There are actually two levels of configuration that you’ll need to do. One is the configuration of the block itself (e.g. where it should look for rules, how often to evaluate the rules, where to log, etc.) This is no different from configuring any other application block. Then, there’s configuration of the rules with corresponding actions, which are more like data managed by the operators (it/pros). With regard to declarative configuration, as a minimum, there will be an XML configuration file with a defined schema to get IntelliSense support when authoring the rules. We are also brainstorming other options, including PowerShell commandlets and basic SCOM integration.
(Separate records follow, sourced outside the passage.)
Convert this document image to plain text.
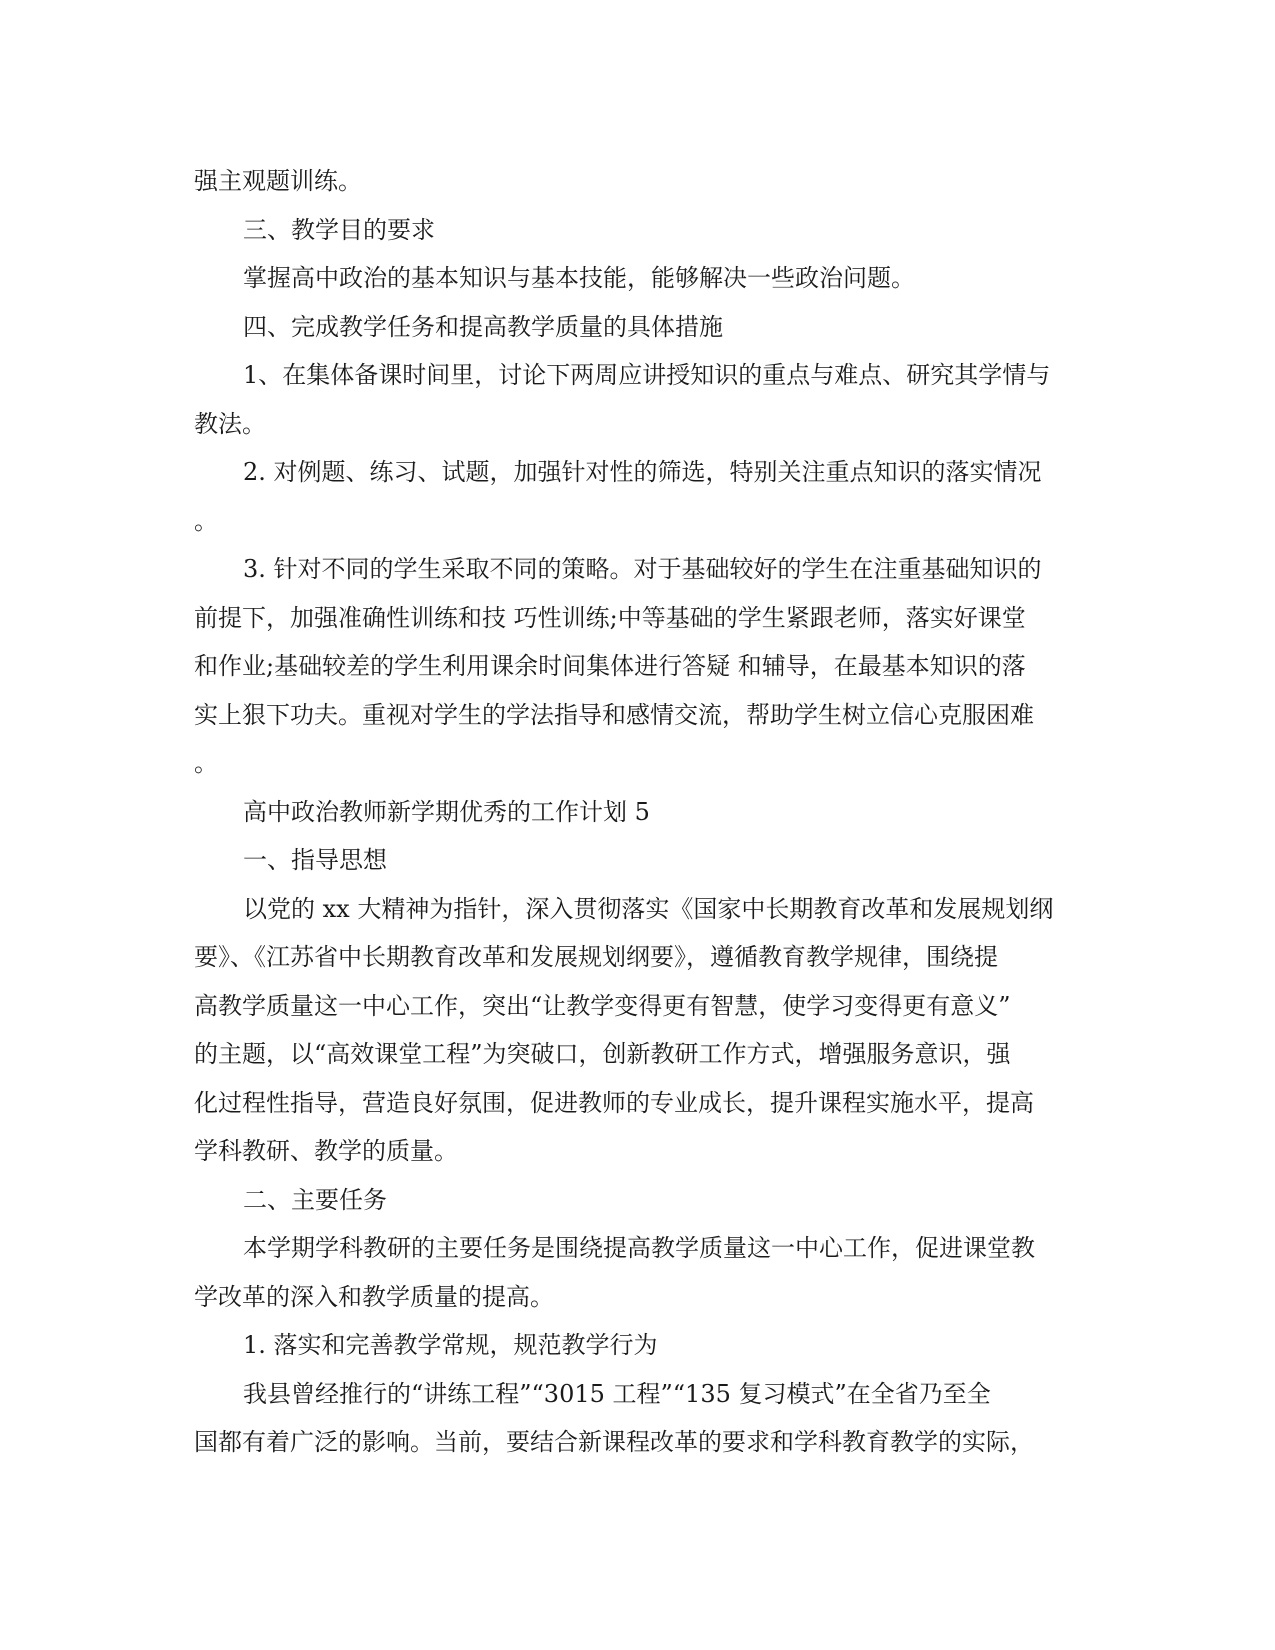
强主观题训练。

三、教学目的要求

掌握高中政治的基本知识与基本技能，能够解决一些政治问题。

四、完成教学任务和提高教学质量的具体措施

1、在集体备课时间里，讨论下两周应讲授知识的重点与难点、研究其学情与

教法。

2. 对例题、练习、试题，加强针对性的筛选，特别关注重点知识的落实情况

。

3. 针对不同的学生采取不同的策略。对于基础较好的学生在注重基础知识的

前提下，加强准确性训练和技 巧性训练;中等基础的学生紧跟老师，落实好课堂

和作业;基础较差的学生利用课余时间集体进行答疑 和辅导，在最基本知识的落

实上狠下功夫。重视对学生的学法指导和感情交流，帮助学生树立信心克服困难

。

高中政治教师新学期优秀的工作计划 5

一、指导思想

以党的 xx 大精神为指针，深入贯彻落实《国家中长期教育改革和发展规划纲

要》、《江苏省中长期教育改革和发展规划纲要》，遵循教育教学规律，围绕提

高教学质量这一中心工作，突出“让教学变得更有智慧，使学习变得更有意义”

的主题，以“高效课堂工程”为突破口，创新教研工作方式，增强服务意识，强

化过程性指导，营造良好氛围，促进教师的专业成长，提升课程实施水平，提高

学科教研、教学的质量。

二、主要任务

本学期学科教研的主要任务是围绕提高教学质量这一中心工作，促进课堂教

学改革的深入和教学质量的提高。

1. 落实和完善教学常规，规范教学行为

我县曾经推行的“讲练工程”“3015 工程”“135 复习模式”在全省乃至全

国都有着广泛的影响。当前，要结合新课程改革的要求和学科教育教学的实际，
Where will the block be hosted?

The Autoscaling Application block is a component, which you must host in a client. We envision that you will be able to use the block in different hosts:
- worker role
- windows service on-prem
- stand-alone app on-prem.

Our sample application implementation will use the block from a worker role. However, there’s nothing the block design that forces you to do so.
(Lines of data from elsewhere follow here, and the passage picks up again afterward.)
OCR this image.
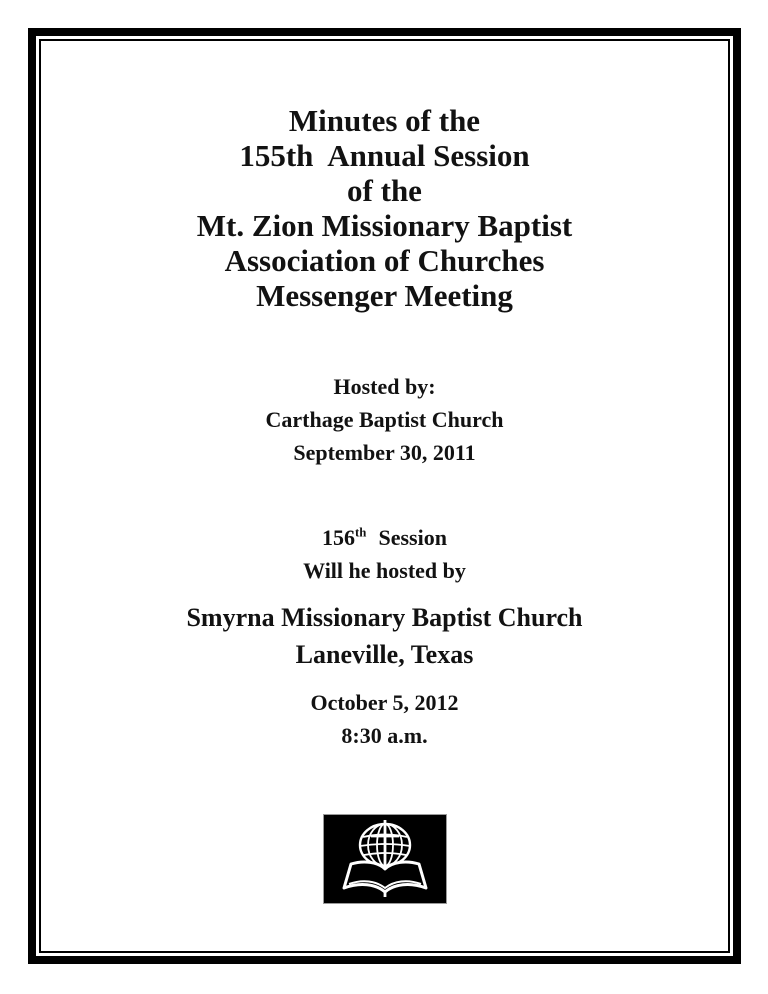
Minutes of the
155th  Annual Session
of the
Mt. Zion Missionary Baptist
Association of Churches
Messenger Meeting
Hosted by:
Carthage Baptist Church
September 30, 2011
156th Session
Will he hosted by
Smyrna Missionary Baptist Church
Laneville, Texas
October 5, 2012
8:30 a.m.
When will the Autoscaling Application Block be available?

Our plan is to ship this fall. We’ll be making regular Codeplex drops for you to inspect the block more closely and to provide feedback. Don’t wait too long – we are moving fast!

Final notes for today

This initial post gives you a quick overview of what’s coming in the Autoscaling Application block. In the future posts, I intend to address the following topics:

1) Multiple rule interaction
2) Scale groups
3) Kinetic stabilizer for dealing with the high frequency oscillation problem
4) Specifying custom business rules
5) Declarative configuration
6) Programmatic configuration
7) Autoscaling trace trail/history
8) Autoscaling visualizations

I’d like to conclude with an important note. To take advantage of the Autoscaling Application block, your application needs to be designed for scalability. There are many considerations. For example, a simple web role may not be scalable because it uses a session implementation that is not web farm friendly. I’ll try to touch on these considerations in the future posts. But for now remember, the Autoscaling Application block doesn’t automatically make your application scalable!